Based on the research if health care providers were to connect with the Imams of the mosque then they would have a better chance of reaching out to the community. Being that religion is a big part of the culture I believe that health care providers would have a greater opportunity in spreading the importance and understanding of mental health issues and how to deal them. Other places that health care providers could visit in order to connect with the community is at the Somali malls. The Somali malls are usually packed every day and even more on the weekends. Health care providers could visit the community within their own space to help them feel more comfortable rather than attacked and defense. 

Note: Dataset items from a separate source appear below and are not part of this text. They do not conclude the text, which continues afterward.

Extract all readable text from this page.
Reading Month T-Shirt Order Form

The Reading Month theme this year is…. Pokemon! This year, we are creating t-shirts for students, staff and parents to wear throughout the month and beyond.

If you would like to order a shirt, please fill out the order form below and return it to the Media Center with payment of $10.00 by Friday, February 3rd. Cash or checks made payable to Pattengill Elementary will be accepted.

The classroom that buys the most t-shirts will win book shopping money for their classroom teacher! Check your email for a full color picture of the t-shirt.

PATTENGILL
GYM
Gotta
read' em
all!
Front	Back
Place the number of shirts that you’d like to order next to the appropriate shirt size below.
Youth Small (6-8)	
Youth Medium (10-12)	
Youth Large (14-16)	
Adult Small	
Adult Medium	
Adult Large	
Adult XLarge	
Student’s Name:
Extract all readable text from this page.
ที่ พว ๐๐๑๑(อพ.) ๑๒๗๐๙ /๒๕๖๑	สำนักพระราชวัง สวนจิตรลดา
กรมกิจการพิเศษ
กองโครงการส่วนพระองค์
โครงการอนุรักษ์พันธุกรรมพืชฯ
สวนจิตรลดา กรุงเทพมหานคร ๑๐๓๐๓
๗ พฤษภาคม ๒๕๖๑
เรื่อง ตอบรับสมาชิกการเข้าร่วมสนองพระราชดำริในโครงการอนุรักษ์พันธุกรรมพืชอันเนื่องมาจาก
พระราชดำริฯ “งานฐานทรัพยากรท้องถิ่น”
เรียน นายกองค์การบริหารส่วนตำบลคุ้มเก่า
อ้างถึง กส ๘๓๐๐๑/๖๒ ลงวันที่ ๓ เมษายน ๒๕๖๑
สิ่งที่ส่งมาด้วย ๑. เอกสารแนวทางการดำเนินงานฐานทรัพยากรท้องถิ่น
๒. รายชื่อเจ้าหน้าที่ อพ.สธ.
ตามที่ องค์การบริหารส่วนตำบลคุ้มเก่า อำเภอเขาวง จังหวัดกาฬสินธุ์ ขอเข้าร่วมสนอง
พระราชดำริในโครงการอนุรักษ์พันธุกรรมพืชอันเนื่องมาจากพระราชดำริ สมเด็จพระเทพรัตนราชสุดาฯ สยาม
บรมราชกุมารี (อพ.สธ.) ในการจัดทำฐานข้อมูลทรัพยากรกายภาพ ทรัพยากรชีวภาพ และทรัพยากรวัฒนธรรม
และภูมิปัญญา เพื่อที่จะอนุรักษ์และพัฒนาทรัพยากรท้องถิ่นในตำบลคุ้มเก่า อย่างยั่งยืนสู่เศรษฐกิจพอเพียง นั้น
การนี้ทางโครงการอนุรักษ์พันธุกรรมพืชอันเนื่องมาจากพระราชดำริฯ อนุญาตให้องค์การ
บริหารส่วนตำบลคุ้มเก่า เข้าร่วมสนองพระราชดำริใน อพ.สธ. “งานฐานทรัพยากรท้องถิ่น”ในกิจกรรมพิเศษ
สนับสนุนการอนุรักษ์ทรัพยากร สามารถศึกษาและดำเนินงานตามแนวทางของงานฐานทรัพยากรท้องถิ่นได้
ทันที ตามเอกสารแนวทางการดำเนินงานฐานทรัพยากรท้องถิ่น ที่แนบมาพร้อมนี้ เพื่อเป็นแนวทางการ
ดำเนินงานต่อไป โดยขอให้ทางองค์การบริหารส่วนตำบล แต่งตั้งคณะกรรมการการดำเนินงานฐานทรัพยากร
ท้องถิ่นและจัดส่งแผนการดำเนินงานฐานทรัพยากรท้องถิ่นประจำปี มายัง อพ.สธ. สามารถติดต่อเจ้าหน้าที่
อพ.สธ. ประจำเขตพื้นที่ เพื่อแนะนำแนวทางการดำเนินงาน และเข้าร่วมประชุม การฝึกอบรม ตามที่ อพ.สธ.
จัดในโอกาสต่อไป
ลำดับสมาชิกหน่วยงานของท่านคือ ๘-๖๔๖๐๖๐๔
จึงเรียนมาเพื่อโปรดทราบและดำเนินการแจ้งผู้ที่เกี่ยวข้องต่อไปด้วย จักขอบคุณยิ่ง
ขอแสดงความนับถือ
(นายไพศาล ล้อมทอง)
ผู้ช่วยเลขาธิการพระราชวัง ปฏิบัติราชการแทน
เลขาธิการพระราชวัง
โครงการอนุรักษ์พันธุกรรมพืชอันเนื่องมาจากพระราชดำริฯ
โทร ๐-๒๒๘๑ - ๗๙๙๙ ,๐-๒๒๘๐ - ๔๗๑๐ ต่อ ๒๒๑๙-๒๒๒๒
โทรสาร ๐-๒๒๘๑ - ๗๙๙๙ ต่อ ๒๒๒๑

Other places that the community gathers is local coffee shops Cedar Riverside, where many Somali people reside. The elders in the community gather around these coffee shops and I believe that if health care providers and trained Somali individuals they could talk with the elders and change their mindset about mental health as well as break the cycle of minimizing mental health that has been passed on through the generations. Visiting the community in the space that if feels comfortable in would make the journey of connecting with the community much easier.

The most common mistake that health care providers make is that they send one of their own into a community and hope to get their message across. It is very rare for a community to greet that individual and accept them immediately. I believe that it is important to have an individual from the community who has the proper training to reach out to the community. In the Somali community it would be easier to send in a trained Somali person in to the community because the community is more likely to accept that person because of the similar background that they come from. They both share similar culture and traditions and above all they speak the same language.

Conclusion

Mental health illness is common within the Somali community because of the traumatic experiences that they have been through escaping the civil war and witnessing the violence that comes with it.  With mental illness being invisible to people, people in the Somali community choose to ignore their symptoms and hope that they are mentally stable. Building awareness in the community helps people to open about their health issues also allowing health care services to help people in the community. It is important for health care providers to understand the different barriers that the community experiences, without being culturally competent, the practitioner could do more harm than good in trying to reach out to Somalis. The community needs to feel understood and supported from health care practitioners because they already feel like outsiders living in a foreign country. With the help of practitioner and people in the community opening up about their mental health issues it allows to reduce the stigma surrounding mental health in the community. Training the youth and individuals in the community not only does it help the community in the present but it also benefits the community in the long term. Teaching the youth at a young age what mental health is and the importance of understanding mental health issues allows them to be aware of their own and others symptoms that they might encounter. Whereas to training individuals from the community such as the elders or leaders of the mosques gives providers a higher chance of connecting with the community and spreading the awareness.